GLP-1s and PCOS: The risks nobody's talking about (and why nutrition still wins long-term)
- Laura-Kate Loveridge
- Jul 6
- 2 min read
GLP-1 medications like Ozempic and Wegovy are everywhere right now, and for women with PMOS, the appeal is understandable — insulin resistance sits at the centre of so many PMOS cases, and these drugs were built to target exactly that. But "promising results in a trial" and "right for you long-term" are two very different things. Here's what the evidence actually shows.
The risks worth knowing about:
Digestive side effects are common and can be significant — nausea, vomiting, constipation and bloating are the most frequently reported issues, and for some women they don't fully settle.
Muscle loss and nutrient gaps are a real concern. A review of nearly 460,000 GLP-1 users found 2.1% experienced muscle loss and 12.7% had a new nutritional deficiency diagnosed within six months — most commonly vitamin D and iron (NutraIngredients, citing a Clinical Obesity review, March 2026).

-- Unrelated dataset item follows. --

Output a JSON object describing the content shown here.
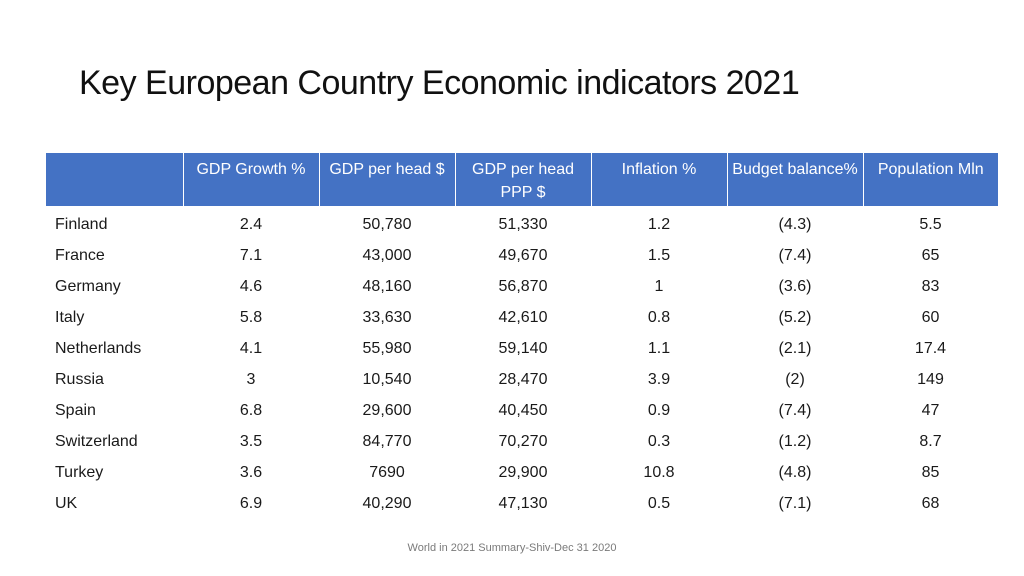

The weight loss doesn't tend to stick without the drug. Trial data on semaglutide found that within a year of stopping, participants regained roughly two-thirds of the weight they'd lost (STEP 1 extension trial, reported in MedCentral, Dec 2025). Current research increasingly describes these medications as a chronic, ongoing therapy rather than a short-term fix — which is a significant thing to weigh up.
They're not licensed specifically for PCOS / PMOS, and long-term safety data in women of reproductive age is still limited.

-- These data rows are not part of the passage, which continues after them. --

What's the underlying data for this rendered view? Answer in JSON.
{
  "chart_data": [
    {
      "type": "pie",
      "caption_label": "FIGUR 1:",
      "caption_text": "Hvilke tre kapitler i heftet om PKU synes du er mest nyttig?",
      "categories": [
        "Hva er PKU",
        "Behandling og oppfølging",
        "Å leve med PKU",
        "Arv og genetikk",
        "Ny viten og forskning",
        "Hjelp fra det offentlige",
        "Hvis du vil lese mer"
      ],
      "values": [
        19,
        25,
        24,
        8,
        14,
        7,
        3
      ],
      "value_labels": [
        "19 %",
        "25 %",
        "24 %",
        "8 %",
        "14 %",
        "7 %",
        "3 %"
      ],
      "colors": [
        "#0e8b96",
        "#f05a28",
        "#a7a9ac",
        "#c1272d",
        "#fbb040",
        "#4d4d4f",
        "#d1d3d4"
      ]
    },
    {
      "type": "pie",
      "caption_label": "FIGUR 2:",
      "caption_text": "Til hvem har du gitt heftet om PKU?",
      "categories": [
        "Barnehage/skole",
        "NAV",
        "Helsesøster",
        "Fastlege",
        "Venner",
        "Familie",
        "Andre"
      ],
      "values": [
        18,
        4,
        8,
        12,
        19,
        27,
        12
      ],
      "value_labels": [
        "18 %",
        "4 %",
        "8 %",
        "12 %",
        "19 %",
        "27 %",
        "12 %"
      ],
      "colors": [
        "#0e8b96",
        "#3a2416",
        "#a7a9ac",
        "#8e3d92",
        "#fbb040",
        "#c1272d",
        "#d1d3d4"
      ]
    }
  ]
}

Fertility and pregnancy timing matters a lot here. GLP-1s can restore ovulation in women who weren't ovulating regularly — which means unplanned pregnancy is a real possibility if contraception isn't in place. At the same time, they aren't considered safe during pregnancy, and most guidance recommends stopping at least one to two months before trying to conceive to let the drug clear your system (WeNatal, Nov 2025). For anyone in the fertility/TTC space, that timing conversation with a specialist isn't optional.
Regulators are still investigating a possible mental health signal. The FDA and EMA have both issued safety communications around a possible link to suicidal ideation and behaviour, though the evidence so far is described as inconclusive (systematic review and meta-analysis, PMC, 2024).
Why nutrition and lifestyle remain the foundation
None of this is about villainising GLP-1s — for some women, under proper medical supervision, they may be part of the picture. But they treat a symptom (insulin resistance) without requiring you to build the habits that actually sustain hormonal balance once treatment stops.
Nutrition, movement, sleep and stress management:
Address the root metabolic drivers of PCOS / PMOS directly, not just the downstream numbers
Don't come with a withdrawal or rebound effect
Support fertility and preconception health without a washout period to plan around
Build habits you keep for life, not a prescription you may need to renew indefinitely
If you're considering a GLP-1, that's a conversation for you and a qualified healthcare professional — not something to decide based on a social post. But if you're looking for the sustainable, foundational piece, that's exactly where nutrition-first support comes in.